Realignment of Geo-Economics with Geo-Politics of Pakistan


This insight delves into the interplay between Geopolitics (GP) and Geoeconomics (GE) and its impact on Pakistan. It emphasizes the need for Pakistan to realign its GE policies to match evolving GP dynamics, focusing on diversifying trade partners and enhancing regional connectivity for greater global influence.
April 05, 2024           5 minutes read
 
Written By
Rafia Ashar
rafiaashar.413@gmail.com

In the intricate framework of international affairs, Geo-Politics (GP) and Geo-Economics (GE) stand as pillars determining the global landscape. GP defines the strategic interactions, while GE underscores the economic underpinnings among nations. Both concepts are necessary to understand power dynamics and world stage influence.
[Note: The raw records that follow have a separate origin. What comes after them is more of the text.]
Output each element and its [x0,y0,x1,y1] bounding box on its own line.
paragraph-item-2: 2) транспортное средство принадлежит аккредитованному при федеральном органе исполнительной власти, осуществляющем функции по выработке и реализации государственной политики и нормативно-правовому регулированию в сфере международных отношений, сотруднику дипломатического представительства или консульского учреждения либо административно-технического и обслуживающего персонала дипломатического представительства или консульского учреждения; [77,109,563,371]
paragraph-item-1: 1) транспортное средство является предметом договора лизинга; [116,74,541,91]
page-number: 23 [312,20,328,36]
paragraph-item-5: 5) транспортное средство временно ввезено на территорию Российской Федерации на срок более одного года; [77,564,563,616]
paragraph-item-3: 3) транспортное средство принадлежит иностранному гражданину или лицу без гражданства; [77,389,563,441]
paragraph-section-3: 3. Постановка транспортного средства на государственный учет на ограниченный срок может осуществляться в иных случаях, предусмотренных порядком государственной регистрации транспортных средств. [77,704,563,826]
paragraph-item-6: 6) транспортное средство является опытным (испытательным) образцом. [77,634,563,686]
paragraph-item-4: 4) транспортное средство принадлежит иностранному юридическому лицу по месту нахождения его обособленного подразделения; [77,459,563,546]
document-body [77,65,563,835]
Against this backdrop, countries like Pakistan find themselves at a critical stage where aligning their GP with their GE demands particular consideration. This insight is an attempt to evaluate and potentially realign Pakistan’s GE policies to effectively meet the challenges posed by its evolving GP context.

Pakistan was aligned with the US-led Western bloc during the Cold War in terms of GP and GE. This alignment was driven more by strategic needs than shared values, profoundly influencing Pakistan’s political, economic, and ideological trajectory. However, Pakistan’s GP interests have steadily tilted towards China in the post-Cold War era, whereas its GE interests remain anchored with the US-led West. It was necessitated as the US-led West chose India, not Pakistan, as a strategic partner in the larger context of potential US-China Rivalry. Hence, India was designated as the net security provider in the US Indo-Pacific strategy. Pakistan had to turn to China for its economic and security requirements.

To further illustrate this argument, let us examine Pakistan’s trade relations with various regions over the past two decades. Analysing trends in trade with ASEAN, China, the Middle East, Africa, Europe, Central Asia and North America can provide insight into Pakistan’s GE alignment in post-Cold War.

The data analysis reveals a distinct pattern in Pakistan’s export dynamics over the past two decades, particularly in comparison with various global regions. Notably, a substantial portion, approximately 27.9%, of Pakistan’s total exports during this period have been directed towards North America. In contrast, exports to other regions such as ASEAN, China, the Middle East, and Central Asia have remained relatively minimal. On the other hand, it is interesting to identify that Pakistan has experienced a significant 31% share in its exports to Europe. Preferential trade agreements such as GSP+ and strategic engagements like the EU-Pakistan Strategic Plan (SEP) have significantly contributed to regional trade growth.

In contrast, an analysis of the import trends presents a nuanced picture. By examining Pakistan’s trade dynamics, it is apparent that the country’s import portfolio showcases a diverse array of sourcing regions, with considerable contributions from North America, the Middle East and China. Imports from North America signify a modest portion of Pakistan’s total trade, standing at 7.51%, which indicates a diversified strategy to minimise reliance on any single region. In stark contrast, the Middle East is a crucial trading partner, contributing 38% to Pakistan’s total trade. Oil imports primarily drive this substantial percentage, underlining its vital role in Pakistan’s energy needs. Conversely, imports from China have also seen notable growth over the last two decades, accounting for 23% of Pakistan’s total trade.

The following table compares trade among the regions to assess Pakistan's GE trajectory during the Cold War and post-Cold War eras.

Data also show a discernible increase in Pakistan’s exports to European markets, inferring a strategic diversification effort and a subtle GE tilt towards Europe, as shown in the graph. However, Pakistan’s import portfolio has highlighted a strategic pivot towards the Middle East and China as Pakistan's most significant import destinations, as depicted in the graph. For the remaining regions, there has been a consistent pattern over the years that merits the attention of policymakers.

The data reveal that Pakistan’s GP trajectory has significantly evolved; however, its GE landscape remains unchanged, albeit with some improved statistics with China. Despite strong GP ties, the relatively low volume of Pakistan-China bilateral trade, which is significantly tilted in favour of China, highlights a notable gap in accessing untapped GE potential between the two nations.

It is high time we understood that GP and GE are interlinked. The GP environment has transformed into a multipolar world, and new potential markets are now available to explore. Against this backdrop, Pakistan needs to recognise the inevitability of diversifying its GE focus further, including strengthening ties with emerging markets in Africa and capitalising on opportunities within the dynamic Chinese, ASEAN, Middle East, and Central Asian markets. This strategic pivot aims to enrich Pakistan’s role as a regional connectivity hub while confirming robust economic engagement across diverse geographic spectrums.

For Pakistan to enjoy greater liberty of action in the GP arena, it must diversify its GE profile by adding new export destinations in addition to the US and Europe.

Disclaimer

The views expressed in this Insight are of the author(s) alone and do not necessarily reflect the policy of NDU.